Grief and Happiness

Our need to show other people how strong we are at times can be our greatest weakness in a world that is becoming increasingly distant, polarised and lonely. 

Grief as we know it can be such a heavy thing. We feel it within our souls but most of the time there isn’t any tangible way of explaining it to others. The longing for something that did not happen; the misunderstanding of something that should or should not have been said, are all thoughts that pop into our heads from time to time. The world teaches you to numb the pain with distractions, with diets and physical regimes and while some of those may work to a great extent, very few talk about the psychological work involved in overcoming grief. The fact that happiness and grief can co-exist in a person simultaneously may seem like an anomaly, but experience tells us otherwise.

Sometimes our desire to hide our perceived weakness can hurt those close to us in ways we cannot fathom. Unintentionally we can cause severe pain to those who want nothing but the best for us which ultimately boils down to accepting every emotion that we feel in its most raw form.

Acceptance is the key to a blissful life in my opinion but something that many people struggle with in a world designed to tell you that you need to be more than what you already are.
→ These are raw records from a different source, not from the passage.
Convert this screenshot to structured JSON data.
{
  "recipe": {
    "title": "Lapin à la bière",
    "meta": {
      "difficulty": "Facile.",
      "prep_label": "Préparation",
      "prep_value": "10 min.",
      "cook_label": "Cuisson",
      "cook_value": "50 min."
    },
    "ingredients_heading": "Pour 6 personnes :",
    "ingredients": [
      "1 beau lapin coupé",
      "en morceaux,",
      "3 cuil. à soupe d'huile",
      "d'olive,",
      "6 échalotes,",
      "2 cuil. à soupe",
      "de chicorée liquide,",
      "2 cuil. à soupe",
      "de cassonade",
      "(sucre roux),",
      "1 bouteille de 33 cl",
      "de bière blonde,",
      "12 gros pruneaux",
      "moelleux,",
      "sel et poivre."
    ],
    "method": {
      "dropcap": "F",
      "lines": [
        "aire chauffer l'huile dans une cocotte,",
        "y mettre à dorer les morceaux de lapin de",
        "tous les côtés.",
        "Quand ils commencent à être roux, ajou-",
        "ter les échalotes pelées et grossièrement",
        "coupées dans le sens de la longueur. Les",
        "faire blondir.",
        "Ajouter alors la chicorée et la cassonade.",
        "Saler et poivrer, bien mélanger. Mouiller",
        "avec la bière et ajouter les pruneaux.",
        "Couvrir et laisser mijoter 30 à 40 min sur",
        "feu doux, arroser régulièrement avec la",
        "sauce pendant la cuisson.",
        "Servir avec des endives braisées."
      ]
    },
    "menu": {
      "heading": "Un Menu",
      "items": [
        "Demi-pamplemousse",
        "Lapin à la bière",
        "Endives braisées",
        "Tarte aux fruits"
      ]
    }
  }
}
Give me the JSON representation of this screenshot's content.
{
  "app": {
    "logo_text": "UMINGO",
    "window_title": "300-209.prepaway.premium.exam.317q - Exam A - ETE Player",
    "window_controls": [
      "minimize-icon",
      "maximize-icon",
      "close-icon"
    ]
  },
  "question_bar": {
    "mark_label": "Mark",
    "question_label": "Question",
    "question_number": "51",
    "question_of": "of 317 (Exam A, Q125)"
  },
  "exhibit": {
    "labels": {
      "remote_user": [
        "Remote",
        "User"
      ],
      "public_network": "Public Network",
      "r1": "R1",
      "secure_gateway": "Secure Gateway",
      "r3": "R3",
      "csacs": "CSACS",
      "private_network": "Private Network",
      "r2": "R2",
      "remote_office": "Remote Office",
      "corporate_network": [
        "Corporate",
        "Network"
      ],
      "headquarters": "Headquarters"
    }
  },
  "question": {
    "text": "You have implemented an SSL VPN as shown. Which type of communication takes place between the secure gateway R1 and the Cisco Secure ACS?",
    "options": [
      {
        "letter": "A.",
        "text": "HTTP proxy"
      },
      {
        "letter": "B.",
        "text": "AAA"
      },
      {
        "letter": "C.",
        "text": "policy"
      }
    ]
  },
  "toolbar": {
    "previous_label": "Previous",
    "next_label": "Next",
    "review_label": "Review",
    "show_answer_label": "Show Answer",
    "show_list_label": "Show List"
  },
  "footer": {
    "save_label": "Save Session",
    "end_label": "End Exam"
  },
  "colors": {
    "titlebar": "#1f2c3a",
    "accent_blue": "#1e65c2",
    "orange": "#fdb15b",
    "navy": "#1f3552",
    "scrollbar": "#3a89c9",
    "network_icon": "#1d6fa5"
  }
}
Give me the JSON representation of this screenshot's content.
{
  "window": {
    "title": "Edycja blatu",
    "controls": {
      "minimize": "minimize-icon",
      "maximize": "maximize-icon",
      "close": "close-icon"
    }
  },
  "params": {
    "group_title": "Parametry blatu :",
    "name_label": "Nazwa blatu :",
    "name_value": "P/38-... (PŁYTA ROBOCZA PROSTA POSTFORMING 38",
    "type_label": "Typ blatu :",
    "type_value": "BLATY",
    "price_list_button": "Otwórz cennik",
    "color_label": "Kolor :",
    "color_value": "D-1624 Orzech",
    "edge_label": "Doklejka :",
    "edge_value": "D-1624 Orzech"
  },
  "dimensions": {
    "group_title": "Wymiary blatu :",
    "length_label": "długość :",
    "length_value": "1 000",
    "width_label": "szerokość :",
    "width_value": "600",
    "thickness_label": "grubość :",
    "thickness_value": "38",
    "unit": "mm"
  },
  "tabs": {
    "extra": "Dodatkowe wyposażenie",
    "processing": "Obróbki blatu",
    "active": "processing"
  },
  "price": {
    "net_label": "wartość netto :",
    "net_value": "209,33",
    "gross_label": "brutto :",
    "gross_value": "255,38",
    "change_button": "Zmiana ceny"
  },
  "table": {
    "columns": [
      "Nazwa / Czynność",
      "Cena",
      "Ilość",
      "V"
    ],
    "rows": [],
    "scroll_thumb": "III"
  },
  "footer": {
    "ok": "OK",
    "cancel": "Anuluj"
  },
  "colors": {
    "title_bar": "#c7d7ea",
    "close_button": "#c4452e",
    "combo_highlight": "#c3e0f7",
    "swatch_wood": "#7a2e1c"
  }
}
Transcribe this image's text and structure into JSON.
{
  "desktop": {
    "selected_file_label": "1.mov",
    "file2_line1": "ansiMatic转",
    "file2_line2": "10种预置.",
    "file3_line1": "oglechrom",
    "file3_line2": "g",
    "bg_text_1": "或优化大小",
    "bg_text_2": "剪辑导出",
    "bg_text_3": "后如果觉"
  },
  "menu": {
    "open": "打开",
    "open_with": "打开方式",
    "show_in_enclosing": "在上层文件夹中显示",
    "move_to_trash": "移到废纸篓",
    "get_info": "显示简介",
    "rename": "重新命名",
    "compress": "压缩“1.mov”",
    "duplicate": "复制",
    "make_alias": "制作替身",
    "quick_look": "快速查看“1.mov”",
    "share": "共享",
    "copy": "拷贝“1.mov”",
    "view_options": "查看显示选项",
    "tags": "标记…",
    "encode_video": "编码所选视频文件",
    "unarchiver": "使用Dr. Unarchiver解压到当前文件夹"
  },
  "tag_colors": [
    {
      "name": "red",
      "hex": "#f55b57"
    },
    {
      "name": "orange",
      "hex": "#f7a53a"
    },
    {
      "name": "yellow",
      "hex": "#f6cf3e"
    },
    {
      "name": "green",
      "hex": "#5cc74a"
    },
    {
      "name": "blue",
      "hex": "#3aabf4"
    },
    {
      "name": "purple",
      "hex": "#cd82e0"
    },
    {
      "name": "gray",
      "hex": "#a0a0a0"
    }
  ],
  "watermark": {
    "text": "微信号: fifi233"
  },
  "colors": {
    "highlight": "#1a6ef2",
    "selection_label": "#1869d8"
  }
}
Put out more content, earn more money; date someone even prettier than your ex but when does it all stop? Many teachers come to show us a path but ultimately only patience and genuine work can help us get the best of ourselves or rather accept it without trying to downgrade or show off.



Comments

  1. "Date some even prettier than your ex"😂😂😂But all jokes apart, Glenn this made every bit sense to me it's a great article and yes as long as we all accept our lives with all the flaws it has we'll be happier people.